El conflicto en Gaza no es, por eso, cualquier conflicto. La violencia en Gaza no es cualquier violencia. Y es por esto que no llamamos al ataque del Estado de Israel ‘guerra’, sino que ‘genocidio’, y no porque se esté «de parte» de Palestina o «en contra de» Israel. Se trata, simplemente, de comprender que apartar del mundo a un pueblo, negándole su realidad histórica, es el mayor fracaso humano y político imaginable en el que podemos caer.
Rafah es, en este sentido, el lugar en que se juega el destino de un millón y medio de vidas palestinas. Pero también, el destino de la comunidad internacional, que debe demostrar que lo sigue siendo. Y que, por una vez, la barbarie colonialista no se disfrazará con excusas que antepongan las «razones de Estado» al Estado de Derecho y la vida humana.
Esta vez no podremos alegar inocencia. Ni decir que no vimos el horror hasta que entramos en los campos y encontramos las barracas y las grandes chimeneas. En «el primer genocidio transmitido en directo por las propias víctimas», como dijera Francesca Albanese, relatora de la ONU, la «banalidad del Mal» circula a diario ante nuestros ojos. Y con ella, el sentimiento de impunidad con que un «ejército Tik Tok» despacha sus «hilarantes escenas» desde la tierra arrasada. Allí, la ropa íntima, los juguetes, los enseres domésticos y los espacios de la convivencia y del amor de las familias palestinas son exhibidos como botines mediáticos por soldados casi tan jóvenes como sus víctimas. ¡This house is on fire!, cantan estos reclutas, mientras dinamitan una vivienda y sonríen a la cámara, graduándose de verdugos en la tierra de «los animales humanos». Parecen ir tras el sueño de Ayelet Shaked, ex ministra de Justicia de Israel: «Después de que convirtamos Khan Yunis en un campo de fútbol, necesitamos aprovecharnos de la destrucción y decirle a dos millones que se vayan. Esa es la solución para Gaza». De los rehenes y de Hamás, muy poco, sin embargo. Como si una orden superior los empujara a continuar devastando el territorio palestino, para no dejar piedra sobre piedra ni gente que reclame el derecho a su tierra, a su cultura y a la memoria de sus antepasados.

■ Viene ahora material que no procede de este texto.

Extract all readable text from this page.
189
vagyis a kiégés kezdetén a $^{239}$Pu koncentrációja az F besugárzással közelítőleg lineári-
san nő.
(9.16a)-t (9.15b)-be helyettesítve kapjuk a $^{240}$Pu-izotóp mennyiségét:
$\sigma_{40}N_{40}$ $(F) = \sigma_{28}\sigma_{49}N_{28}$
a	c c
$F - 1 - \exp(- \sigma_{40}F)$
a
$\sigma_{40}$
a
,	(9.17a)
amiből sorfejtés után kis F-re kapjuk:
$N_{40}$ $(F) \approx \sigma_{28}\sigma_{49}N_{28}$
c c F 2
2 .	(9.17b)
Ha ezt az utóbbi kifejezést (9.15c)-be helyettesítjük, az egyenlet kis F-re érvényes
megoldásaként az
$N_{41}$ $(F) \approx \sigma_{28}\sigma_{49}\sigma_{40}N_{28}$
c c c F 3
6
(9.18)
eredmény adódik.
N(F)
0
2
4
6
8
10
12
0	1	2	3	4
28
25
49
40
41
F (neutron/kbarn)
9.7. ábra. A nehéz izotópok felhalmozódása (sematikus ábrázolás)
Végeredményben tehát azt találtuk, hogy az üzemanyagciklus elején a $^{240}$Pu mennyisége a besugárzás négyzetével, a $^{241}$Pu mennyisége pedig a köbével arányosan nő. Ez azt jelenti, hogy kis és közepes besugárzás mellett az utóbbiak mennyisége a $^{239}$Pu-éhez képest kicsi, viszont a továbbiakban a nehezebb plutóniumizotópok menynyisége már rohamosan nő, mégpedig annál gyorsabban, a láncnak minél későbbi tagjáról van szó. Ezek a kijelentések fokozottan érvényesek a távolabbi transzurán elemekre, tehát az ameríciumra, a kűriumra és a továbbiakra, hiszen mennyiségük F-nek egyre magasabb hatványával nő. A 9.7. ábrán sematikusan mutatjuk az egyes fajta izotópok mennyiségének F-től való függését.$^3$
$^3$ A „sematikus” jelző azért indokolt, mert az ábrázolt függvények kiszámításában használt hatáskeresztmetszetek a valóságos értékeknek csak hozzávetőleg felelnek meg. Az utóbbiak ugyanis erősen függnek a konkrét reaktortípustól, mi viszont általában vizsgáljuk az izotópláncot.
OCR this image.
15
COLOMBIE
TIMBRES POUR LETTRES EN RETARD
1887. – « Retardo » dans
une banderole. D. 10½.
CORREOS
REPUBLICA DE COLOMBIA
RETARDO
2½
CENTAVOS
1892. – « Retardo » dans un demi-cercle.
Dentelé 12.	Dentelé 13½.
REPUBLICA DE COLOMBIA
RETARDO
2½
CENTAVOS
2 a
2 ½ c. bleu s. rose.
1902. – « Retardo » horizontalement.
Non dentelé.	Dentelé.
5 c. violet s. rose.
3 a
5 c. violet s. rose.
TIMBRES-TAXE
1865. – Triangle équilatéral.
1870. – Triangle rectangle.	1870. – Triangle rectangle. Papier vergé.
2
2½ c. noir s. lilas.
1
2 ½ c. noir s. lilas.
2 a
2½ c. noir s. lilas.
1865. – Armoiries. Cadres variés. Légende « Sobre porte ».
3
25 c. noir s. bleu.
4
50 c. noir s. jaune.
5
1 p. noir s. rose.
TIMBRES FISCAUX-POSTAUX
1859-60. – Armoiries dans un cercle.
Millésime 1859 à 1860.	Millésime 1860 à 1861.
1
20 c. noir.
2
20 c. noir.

«Los viejos morirán y los jóvenes olvidarán», afirmó en 1948 David Ben-Gurión, el «padre de la nación israelita» (David Grüen, en su natal Polonia), confiando en que la Nakba borraría todo. Pero las raíces de los olivos y los versos de Darwish continuaron elevándose hacia el cielo, y la juventud palestina no se permitió olvidar.
Contra esa identidad y memoria, Netanyahu está hoy, empero, intentando ganar una de las mayores apuestas del proyecto sionista: «Cada pedazo de territorio que dejamos se convierte en un lugar desde el cual lanzar un terrorismo terrible contra nosotros. Y por eso debo aclarar que, en cualquier acuerdo en el futuro, el estado de Israel debe tener el control total del área, desde el río hasta el mar» (las cursivas son nuestras), advirtió abiertamente en enero. Tres meses después, su gobierno está encerrado, no obstante, en un doble laberinto: el del genocidio de la población civil palestina, que convierte a Israel en un paria internacional. Y el de la presión ciudadana interna, que, después de medio año de incursión militar, se toma las calles de Tel Aviv, indignada ante el incumplimiento de las promesas: rescatar a los rehenes, acabar con Hamás y tomar el control de Gaza.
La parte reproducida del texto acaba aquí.